Тайна Высокого Замка | страница 60



— Тихо, — прицыкнула на него Ганнуся. — Какой тут пожар?..

— Керосинка накоптила, — печальным голосом добавляет Петрик, — видишь, какой я прокопчённый? Чуть не задохнулся.

Подумать только! Маленькая, казалось, совсем безобидная керосинка, а что натворила…

Вот уже около часа в эдакую морозную стужу окошко настежь распахнуто. Мама и Ганнуся сметают чёрную мохнатую копоть, обильно осевшую на потолке и стенах, вытряхивают в коридоре вещи. Петрик и Олесь усердно стараются им во всём помочь и со всех ног бросаются выполнить то одно, то другое распоряжение. В каморке невообразимый беспорядок и холод.

— Управимся, сходим в баню, — устало роняет Дарина.

— Не-е… Не хочу в ба-а-аню, — хнычет Петрик.

— Сегодня суббота, я тоже пойду в баню, — говорит Олесь.

Петрик стихает.

— А ты спроси нашего замазуру, Лесик, может, он тебе составит компанию? — усмехается Ганнуся, поправляя косынку, сползшую на затылок. Сестрёнка уже знает: Петрик пойдёт за Олесем не то что в ненавистную баню на Старом рынке, а хоть на край света.

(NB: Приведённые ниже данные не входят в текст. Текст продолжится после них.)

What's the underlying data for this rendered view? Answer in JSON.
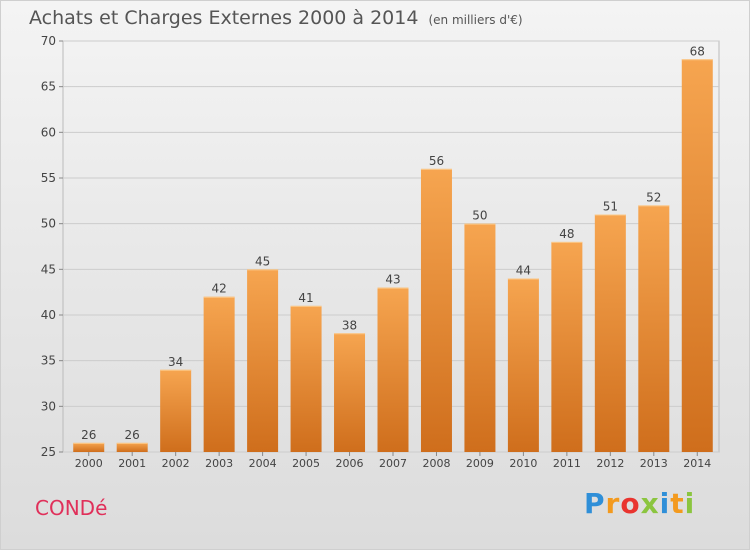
{
  "header": {
    "title": "Achats et Charges Externes 2000 à 2014",
    "unit": "(en milliers d'€)"
  },
  "footer": {
    "commune": "CONDé",
    "logo": [
      "P",
      "r",
      "o",
      "x",
      "i",
      "t",
      "i"
    ]
  },
  "colors": {
    "bar_top": "#f6a550",
    "bar_bottom": "#cf6e1c",
    "grid": "#cccccc",
    "axis_text": "#444444",
    "commune": "#e0305a"
  },
  "chart_data": {
    "type": "bar",
    "categories": [
      "2000",
      "2001",
      "2002",
      "2003",
      "2004",
      "2005",
      "2006",
      "2007",
      "2008",
      "2009",
      "2010",
      "2011",
      "2012",
      "2013",
      "2014"
    ],
    "values": [
      26,
      26,
      34,
      42,
      45,
      41,
      38,
      43,
      56,
      50,
      44,
      48,
      51,
      52,
      68
    ],
    "ylim": [
      25,
      70
    ],
    "yticks": [
      25,
      30,
      35,
      40,
      45,
      50,
      55,
      60,
      65,
      70
    ],
    "grid": true,
    "title": "Achats et Charges Externes 2000 à 2014",
    "xlabel": "",
    "ylabel": ""
  }
}
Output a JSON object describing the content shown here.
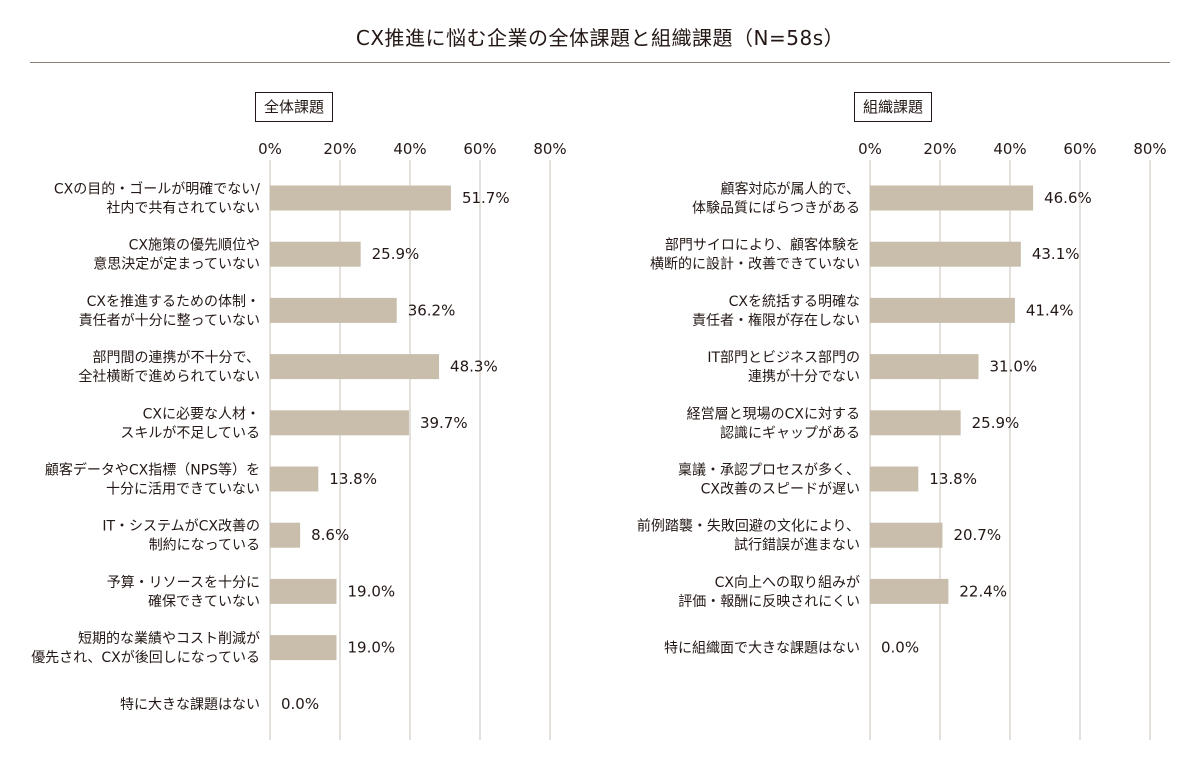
{
  "title": "CX推進に悩む企業の全体課題と組織課題（N=58s）",
  "colors": {
    "bar": "#c9beab",
    "grid": "#c8c2b7",
    "text": "#231815",
    "rule": "#8a817c"
  },
  "chart_data": [
    {
      "type": "bar",
      "orientation": "horizontal",
      "title": "全体課題",
      "xlim": [
        0,
        80
      ],
      "x_ticks": [
        "0%",
        "20%",
        "40%",
        "60%",
        "80%"
      ],
      "grid": true,
      "categories": [
        [
          "CXの目的・ゴールが明確でない/",
          "社内で共有されていない"
        ],
        [
          "CX施策の優先順位や",
          "意思決定が定まっていない"
        ],
        [
          "CXを推進するための体制・",
          "責任者が十分に整っていない"
        ],
        [
          "部門間の連携が不十分で、",
          "全社横断で進められていない"
        ],
        [
          "CXに必要な人材・",
          "スキルが不足している"
        ],
        [
          "顧客データやCX指標（NPS等）を",
          "十分に活用できていない"
        ],
        [
          "IT・システムがCX改善の",
          "制約になっている"
        ],
        [
          "予算・リソースを十分に",
          "確保できていない"
        ],
        [
          "短期的な業績やコスト削減が",
          "優先され、CXが後回しになっている"
        ],
        [
          "特に大きな課題はない"
        ]
      ],
      "values": [
        51.7,
        25.9,
        36.2,
        48.3,
        39.7,
        13.8,
        8.6,
        19.0,
        19.0,
        0.0
      ],
      "value_labels": [
        "51.7%",
        "25.9%",
        "36.2%",
        "48.3%",
        "39.7%",
        "13.8%",
        "8.6%",
        "19.0%",
        "19.0%",
        "0.0%"
      ]
    },
    {
      "type": "bar",
      "orientation": "horizontal",
      "title": "組織課題",
      "xlim": [
        0,
        80
      ],
      "x_ticks": [
        "0%",
        "20%",
        "40%",
        "60%",
        "80%"
      ],
      "grid": true,
      "categories": [
        [
          "顧客対応が属人的で、",
          "体験品質にばらつきがある"
        ],
        [
          "部門サイロにより、顧客体験を",
          "横断的に設計・改善できていない"
        ],
        [
          "CXを統括する明確な",
          "責任者・権限が存在しない"
        ],
        [
          "IT部門とビジネス部門の",
          "連携が十分でない"
        ],
        [
          "経営層と現場のCXに対する",
          "認識にギャップがある"
        ],
        [
          "稟議・承認プロセスが多く、",
          "CX改善のスピードが遅い"
        ],
        [
          "前例踏襲・失敗回避の文化により、",
          "試行錯誤が進まない"
        ],
        [
          "CX向上への取り組みが",
          "評価・報酬に反映されにくい"
        ],
        [
          "特に組織面で大きな課題はない"
        ]
      ],
      "values": [
        46.6,
        43.1,
        41.4,
        31.0,
        25.9,
        13.8,
        20.7,
        22.4,
        0.0
      ],
      "value_labels": [
        "46.6%",
        "43.1%",
        "41.4%",
        "31.0%",
        "25.9%",
        "13.8%",
        "20.7%",
        "22.4%",
        "0.0%"
      ]
    }
  ]
}
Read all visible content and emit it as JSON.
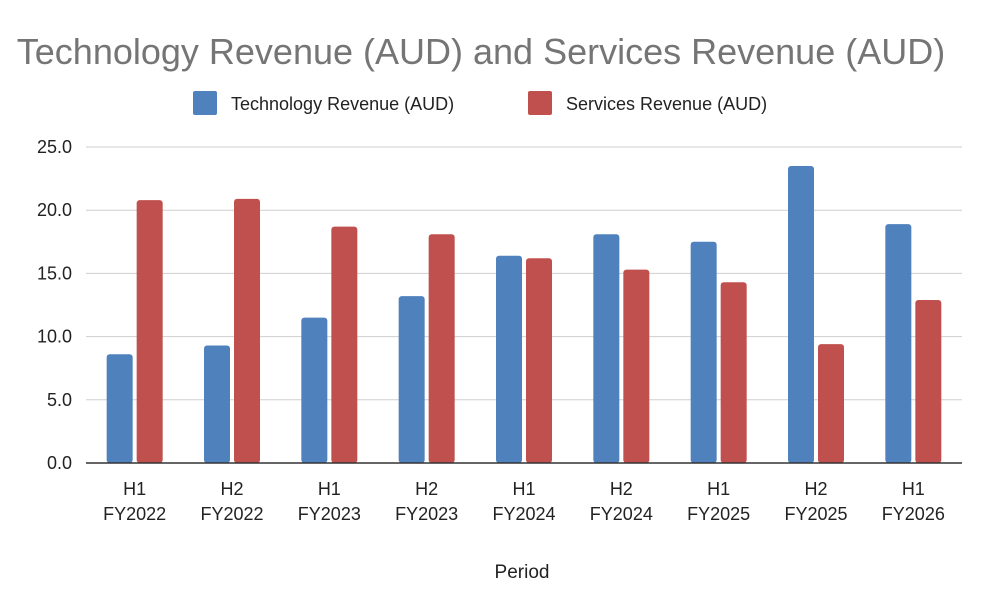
{
  "chart_data": {
    "type": "bar",
    "title": "Technology Revenue (AUD) and Services Revenue (AUD)",
    "xlabel": "Period",
    "ylabel": "",
    "ylim": [
      0,
      25
    ],
    "yticks": [
      "0.0",
      "5.0",
      "10.0",
      "15.0",
      "20.0",
      "25.0"
    ],
    "ytick_values": [
      0,
      5,
      10,
      15,
      20,
      25
    ],
    "grid": true,
    "legend_position": "top-center",
    "categories": [
      [
        "H1",
        "FY2022"
      ],
      [
        "H2",
        "FY2022"
      ],
      [
        "H1",
        "FY2023"
      ],
      [
        "H2",
        "FY2023"
      ],
      [
        "H1",
        "FY2024"
      ],
      [
        "H2",
        "FY2024"
      ],
      [
        "H1",
        "FY2025"
      ],
      [
        "H2",
        "FY2025"
      ],
      [
        "H1",
        "FY2026"
      ]
    ],
    "series": [
      {
        "name": "Technology Revenue (AUD)",
        "color": "#4f81bd",
        "values": [
          8.6,
          9.3,
          11.5,
          13.2,
          16.4,
          18.1,
          17.5,
          23.5,
          18.9
        ]
      },
      {
        "name": "Services Revenue (AUD)",
        "color": "#c0504d",
        "values": [
          20.8,
          20.9,
          18.7,
          18.1,
          16.2,
          15.3,
          14.3,
          9.4,
          12.9
        ]
      }
    ]
  }
}
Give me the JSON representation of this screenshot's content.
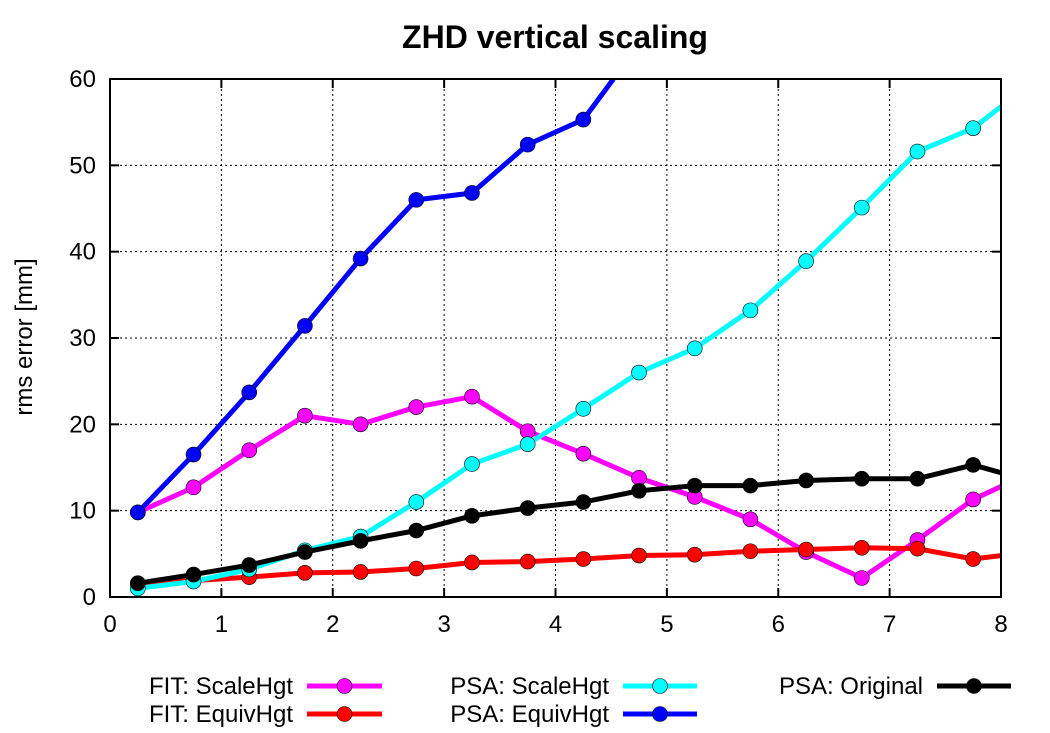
{
  "chart_data": {
    "type": "line",
    "title": "ZHD vertical scaling",
    "xlabel": "",
    "ylabel": "rms error [mm]",
    "xlim": [
      0,
      8
    ],
    "ylim": [
      0,
      60
    ],
    "x_ticks": [
      0,
      1,
      2,
      3,
      4,
      5,
      6,
      7,
      8
    ],
    "y_ticks": [
      0,
      10,
      20,
      30,
      40,
      50,
      60
    ],
    "grid": true,
    "legend_position": "bottom",
    "series": [
      {
        "name": "FIT: ScaleHgt",
        "color": "#ff00ff",
        "x": [
          0.25,
          0.75,
          1.25,
          1.75,
          2.25,
          2.75,
          3.25,
          3.75,
          4.25,
          4.75,
          5.25,
          5.75,
          6.25,
          6.75,
          7.25,
          7.75,
          8.0
        ],
        "y": [
          9.8,
          12.7,
          17.0,
          21.0,
          20.0,
          22.0,
          23.2,
          19.2,
          16.6,
          13.8,
          11.6,
          9.0,
          5.2,
          2.2,
          6.6,
          11.3,
          12.8
        ]
      },
      {
        "name": "FIT: EquivHgt",
        "color": "#ff0000",
        "x": [
          0.25,
          0.75,
          1.25,
          1.75,
          2.25,
          2.75,
          3.25,
          3.75,
          4.25,
          4.75,
          5.25,
          5.75,
          6.25,
          6.75,
          7.25,
          7.75,
          8.0
        ],
        "y": [
          1.5,
          1.9,
          2.3,
          2.8,
          2.9,
          3.3,
          4.0,
          4.1,
          4.4,
          4.8,
          4.9,
          5.3,
          5.5,
          5.7,
          5.6,
          4.4,
          4.8
        ]
      },
      {
        "name": "PSA: ScaleHgt",
        "color": "#00ffff",
        "x": [
          0.25,
          0.75,
          1.25,
          1.75,
          2.25,
          2.75,
          3.25,
          3.75,
          4.25,
          4.75,
          5.25,
          5.75,
          6.25,
          6.75,
          7.25,
          7.75,
          8.0
        ],
        "y": [
          1.0,
          1.8,
          3.2,
          5.4,
          7.0,
          11.0,
          15.4,
          17.7,
          21.8,
          26.0,
          28.8,
          33.2,
          38.9,
          45.1,
          51.6,
          54.3,
          56.8
        ]
      },
      {
        "name": "PSA: EquivHgt",
        "color": "#0000ff",
        "x": [
          0.25,
          0.75,
          1.25,
          1.75,
          2.25,
          2.75,
          3.25,
          3.75,
          4.25,
          4.52
        ],
        "y": [
          9.8,
          16.5,
          23.7,
          31.4,
          39.2,
          46.0,
          46.8,
          52.4,
          55.3,
          60.0
        ]
      },
      {
        "name": "PSA: Original",
        "color": "#000000",
        "x": [
          0.25,
          0.75,
          1.25,
          1.75,
          2.25,
          2.75,
          3.25,
          3.75,
          4.25,
          4.75,
          5.25,
          5.75,
          6.25,
          6.75,
          7.25,
          7.75,
          8.0
        ],
        "y": [
          1.6,
          2.6,
          3.7,
          5.2,
          6.5,
          7.7,
          9.4,
          10.3,
          11.0,
          12.3,
          12.9,
          12.9,
          13.5,
          13.7,
          13.7,
          15.3,
          14.4
        ]
      }
    ]
  }
}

Глава тринадцатая. Его тётя

К Петрику в каморку забежал Олесь и, обдавая друга сияющим взглядом, протянул бумажный кулёк, пахнущий необыкновенно аппетитно.

— Тут чего?

— Тётя мне гостинец принесла.

— Ух, ты-ы…

В кульке оказалось три великолепных яблока, двенадцать конфет в серебряной обёртке и четыре подрумяненных пирожка, начинённых ливером.

Кто-то робко постучался в дверь.

— Прошу! — солидно крикнул Петрик; он с утра один хозяйничал в каморке.

На пороге стоял Василько.

Петрик широким жестом — мол, прошу, прошу, Василь, — предложил ему сесть на единственный здесь стул и, подмигнув, показал глазами на стол.

Кровь прилила к бледным щекам Василька и ют-час отхлынула.

— Хлопцы… это всё ваше?

— А то кого? Олесю тётя гостинец принесла, — пояснил Петрик. — Видишь, как тут всего багато?

— Ага, — почему-то тяжко вздохнул Василько. — Тётя… это… которая там… на Замковой улице живёт? — сам не зная для чего спросил Василько, скорее всего для того, чтобы нечаянно первому не попросить чего-нибудь со стола.

— Она самая. Добрая-добрая у меня тётя Оксана. Жалеет меня…

— Раз ты сирота, конечно, тебя все жалеют, — убеждённо сказал Василько.

— Хлопцы, а отчего это, когда моя мама ещё не умерла, у нашей тёти Оксаны косы были чёрные-чёрные, какие у цыганок… А сейчас… и кос нет… и волосы отчего-то стали курчавые и жёлтые, как мочалка.

— Натурально! Покрасилась — вот и жёлтые, — презрительно оттопырил нижнюю губу Петрик.